Published in the leading scientific journal Science, the discovery shocked the research team, which included scientists from a university in China and the UK's Natural History Museum.
When scientists found the skull, named Yunxian 2, they assumed it belonged to an earlier ancestor of ours, Homo erectus, the first large-brained humans.
That is because it dated back about a million years, long before more advanced humans were thought to have emerged.
Homo erectus eventually evolved and began to diverge 600,000 years ago into Neanderthals and our species, Homo sapiens.
However, the new analysis of the skull, which has been reviewed by experts independent of the research team, suggests that it is not Homo erectus.
It is now thought to be an early version of Homo longi, a sister species at similar levels of development to Neanderthals and Homo sapiens.
Genetic evidence suggests it existed alongside them, so if Yunxian 2 walked the Earth a million years ago, say the scientists, early versions of Neanderthals and our own species probably did too.
This startling analysis has dramatically shifted the timeline of the evolution of large-brained humans back by at least half a million years, according to Prof Chris Stringer of the Natural History Museum, a co-lead on the research.

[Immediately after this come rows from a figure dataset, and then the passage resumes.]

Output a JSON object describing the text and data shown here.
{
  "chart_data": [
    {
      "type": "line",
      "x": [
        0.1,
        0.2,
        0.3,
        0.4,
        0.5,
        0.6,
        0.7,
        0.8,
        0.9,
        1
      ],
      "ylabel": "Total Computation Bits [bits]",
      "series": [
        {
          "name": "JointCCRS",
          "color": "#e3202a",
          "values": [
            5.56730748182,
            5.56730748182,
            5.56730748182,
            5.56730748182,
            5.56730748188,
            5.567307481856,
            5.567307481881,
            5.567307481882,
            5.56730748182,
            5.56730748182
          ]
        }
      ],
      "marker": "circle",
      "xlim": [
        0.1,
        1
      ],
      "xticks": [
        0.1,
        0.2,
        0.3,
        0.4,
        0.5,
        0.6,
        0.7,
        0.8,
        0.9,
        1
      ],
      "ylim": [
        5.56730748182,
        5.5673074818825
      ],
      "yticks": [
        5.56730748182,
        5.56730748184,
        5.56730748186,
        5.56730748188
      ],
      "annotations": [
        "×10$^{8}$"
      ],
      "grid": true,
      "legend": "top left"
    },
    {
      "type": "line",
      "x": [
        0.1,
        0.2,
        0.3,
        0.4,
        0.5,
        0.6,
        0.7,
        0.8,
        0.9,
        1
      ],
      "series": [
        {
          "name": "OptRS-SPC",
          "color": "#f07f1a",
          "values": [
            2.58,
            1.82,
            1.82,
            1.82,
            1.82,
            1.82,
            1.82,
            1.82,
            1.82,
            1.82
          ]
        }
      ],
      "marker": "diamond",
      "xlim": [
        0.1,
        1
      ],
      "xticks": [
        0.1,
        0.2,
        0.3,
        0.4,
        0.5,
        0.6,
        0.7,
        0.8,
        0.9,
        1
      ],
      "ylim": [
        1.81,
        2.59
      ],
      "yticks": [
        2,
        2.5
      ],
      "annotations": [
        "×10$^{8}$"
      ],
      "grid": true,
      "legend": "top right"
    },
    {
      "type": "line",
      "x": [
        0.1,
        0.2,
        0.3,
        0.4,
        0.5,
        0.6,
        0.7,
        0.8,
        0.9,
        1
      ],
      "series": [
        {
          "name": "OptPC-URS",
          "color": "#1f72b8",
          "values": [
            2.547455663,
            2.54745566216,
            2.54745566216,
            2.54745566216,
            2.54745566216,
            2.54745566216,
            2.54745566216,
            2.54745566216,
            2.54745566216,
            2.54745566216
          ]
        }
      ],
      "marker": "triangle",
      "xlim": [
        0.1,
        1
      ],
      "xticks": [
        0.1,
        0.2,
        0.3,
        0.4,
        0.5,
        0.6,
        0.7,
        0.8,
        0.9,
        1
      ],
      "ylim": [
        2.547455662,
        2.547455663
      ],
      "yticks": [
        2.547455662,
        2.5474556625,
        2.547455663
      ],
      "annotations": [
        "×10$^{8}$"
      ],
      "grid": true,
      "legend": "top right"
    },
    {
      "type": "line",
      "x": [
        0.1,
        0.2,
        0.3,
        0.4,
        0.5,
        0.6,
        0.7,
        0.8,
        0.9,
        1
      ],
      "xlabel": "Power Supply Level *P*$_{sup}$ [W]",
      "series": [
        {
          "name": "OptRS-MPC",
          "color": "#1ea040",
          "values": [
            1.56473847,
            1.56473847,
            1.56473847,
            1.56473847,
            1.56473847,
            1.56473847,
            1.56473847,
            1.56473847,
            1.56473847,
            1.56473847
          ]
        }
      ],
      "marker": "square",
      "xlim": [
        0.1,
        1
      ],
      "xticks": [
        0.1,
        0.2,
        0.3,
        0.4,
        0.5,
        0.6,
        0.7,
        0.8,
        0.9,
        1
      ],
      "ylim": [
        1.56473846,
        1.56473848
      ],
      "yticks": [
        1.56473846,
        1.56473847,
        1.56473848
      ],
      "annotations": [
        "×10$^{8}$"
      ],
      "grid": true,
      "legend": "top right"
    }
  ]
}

He said there are likely to be million-year-old fossils of Homo sapiens somewhere on our planet that we just have not unearthed yet.
There are two ways to pinpoint the species of an early human and work out when it walked the Earth: analysing the shape of the skull and its genetic data. In the case of Yunxian 2, both methods were used, and each came to the same conclusion.
The earliest known evidence for early Homo sapiens in Africa is 300,000 years ago, so it is tempting to conclude that our species might have evolved first in Asia.
The earlier timeline means that the three species of humans coexisted on the planet for around 800,000 years, much longer than previously thought, perhaps interacting and interbreeding in that time.